Late Weekend Recap
A quick highlight of the past few days would include notes considering the trip back from Huntsville, which to my eternal delight did, in fact, include a brunch-time pulled pig sandwich from Thomas Pit. From there we retired to the HSV airport, where I checked my main bag and proceeded with my laptop bag through security. The nice folks at TSA there noticed that I had forgotten to remove my 2-inch Spyderco money clip, which they considered a no-no on an airplane. Since it’s a folding blade with about an inch and a half of sharp edge, I’m on the fence about how dangerous I could be with it – but I wasn’t going to argue with them, since they let me go back downstairs and pack it in my main luggage, which hadn’t yet gone far.
Mind you, the knife made it TO Huntsville in that same laptop case… I guess I should have tried to reroute the plane to Havana on the way down, when I had the chance. Damn.
Coming home, over the weekend, I had the honor and pleasure of attending a wedding for my friend Rod and his new and beautiful bride. The ceremony was simple and sweet, and the food was yummy and copious. There was Peruvian rotisserie chicken, yucca, black beans, rice, plantains, and several sauces that no one (including the delivery guy) could quite identify, but which everyone ate. To the happy couple!
Sunday, I made Gumbo – 6 cans of tomatoes (I’m lazy and didn’t feel like dicing THAT many tomatoes), 4 pounds of okra, 3 pounds of Andouille sausage, 2 chickens, and 1 pound of shrimp. With 3 gallons of gumbo, I now have lunch in the freezer through March. Following that, we watched the Grammys, where Adele was awarded most of them, plus the Noble Peace Prize. I hear she’s also up for the Pulitzer this year.
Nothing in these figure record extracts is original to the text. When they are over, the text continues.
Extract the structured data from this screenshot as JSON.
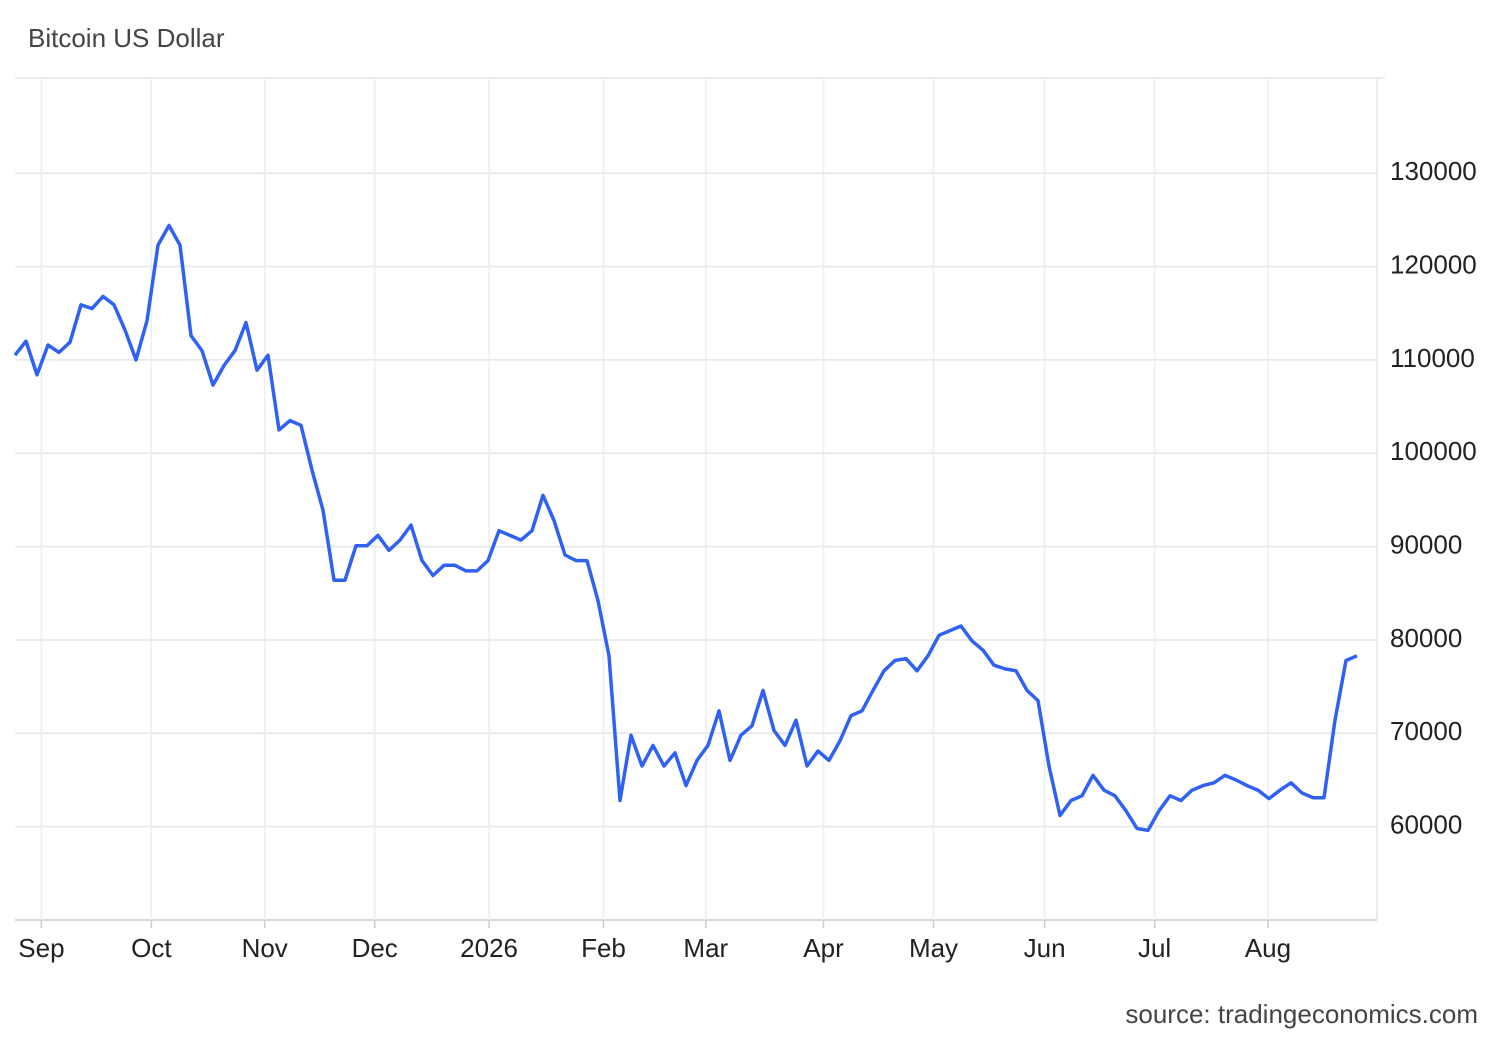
{
  "chart_data": {
    "type": "line",
    "title": "Bitcoin US Dollar",
    "source": "source: tradingeconomics.com",
    "series": [
      {
        "name": "Bitcoin US Dollar",
        "color": "#2f62f2",
        "values": [
          110500,
          112000,
          108400,
          111600,
          110800,
          111900,
          115900,
          115500,
          116800,
          115900,
          113200,
          110000,
          114200,
          122300,
          124400,
          122300,
          112600,
          111000,
          107300,
          109400,
          111000,
          114000,
          108900,
          110500,
          102500,
          103500,
          103000,
          98200,
          93900,
          86400,
          86400,
          90100,
          90100,
          91200,
          89600,
          90700,
          92300,
          88500,
          86900,
          88000,
          88000,
          87400,
          87400,
          88500,
          91700,
          91200,
          90700,
          91700,
          95500,
          92800,
          89100,
          88500,
          88500,
          84200,
          78300,
          62800,
          69800,
          66500,
          68700,
          66500,
          67900,
          64400,
          67100,
          68700,
          72400,
          67100,
          69800,
          70800,
          74600,
          70300,
          68700,
          71400,
          66500,
          68100,
          67100,
          69200,
          71900,
          72400,
          74600,
          76700,
          77800,
          78000,
          76700,
          78300,
          80500,
          81000,
          81500,
          79900,
          78900,
          77300,
          76900,
          76700,
          74600,
          73500,
          66500,
          61200,
          62800,
          63300,
          65500,
          63900,
          63300,
          61700,
          59800,
          59600,
          61700,
          63300,
          62800,
          63900,
          64400,
          64700,
          65500,
          65000,
          64400,
          63900,
          63000,
          63900,
          64700,
          63600,
          63100,
          63100,
          71400,
          77800,
          78300
        ]
      }
    ],
    "xlim": [
      0,
      124
    ],
    "xticks": [
      {
        "value": 2.4,
        "label": "Sep"
      },
      {
        "value": 12.4,
        "label": "Oct"
      },
      {
        "value": 22.7,
        "label": "Nov"
      },
      {
        "value": 32.7,
        "label": "Dec"
      },
      {
        "value": 43.1,
        "label": "2026"
      },
      {
        "value": 53.5,
        "label": "Feb"
      },
      {
        "value": 62.8,
        "label": "Mar"
      },
      {
        "value": 73.5,
        "label": "Apr"
      },
      {
        "value": 83.5,
        "label": "May"
      },
      {
        "value": 93.6,
        "label": "Jun"
      },
      {
        "value": 103.6,
        "label": "Jul"
      },
      {
        "value": 113.9,
        "label": "Aug"
      }
    ],
    "ylim": [
      50000,
      140200
    ],
    "yticks": [
      60000,
      70000,
      80000,
      90000,
      100000,
      110000,
      120000,
      130000
    ],
    "grid": true
  }
}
Monday, I was reminded that there’s nothing like a child’s sense of wonder and delight at the magic of technology. That child would be the Reigning Queen of Pink, who, when I came upstairs to this computer, gleefully turned to me with a huge smile and said, “I’m teaching myself how to say ‘Fuck You’ in French!”
God bless Google Translate.
P.S. Leave the gumbo in an unmarked cooler in the parking lot. Walk away without looking back, and nobody will get hurt. Yum!
@Diane, I’ll mail you some. I seem to have made a deal with the devil concerning my freezer – if I send you a container of gumbo by regular post, it should be nearly but not quite thawed out by the time it arrives. (Honestly, this batch isn’t as good as I’d hoped for; a little weak. Wait for the next one.)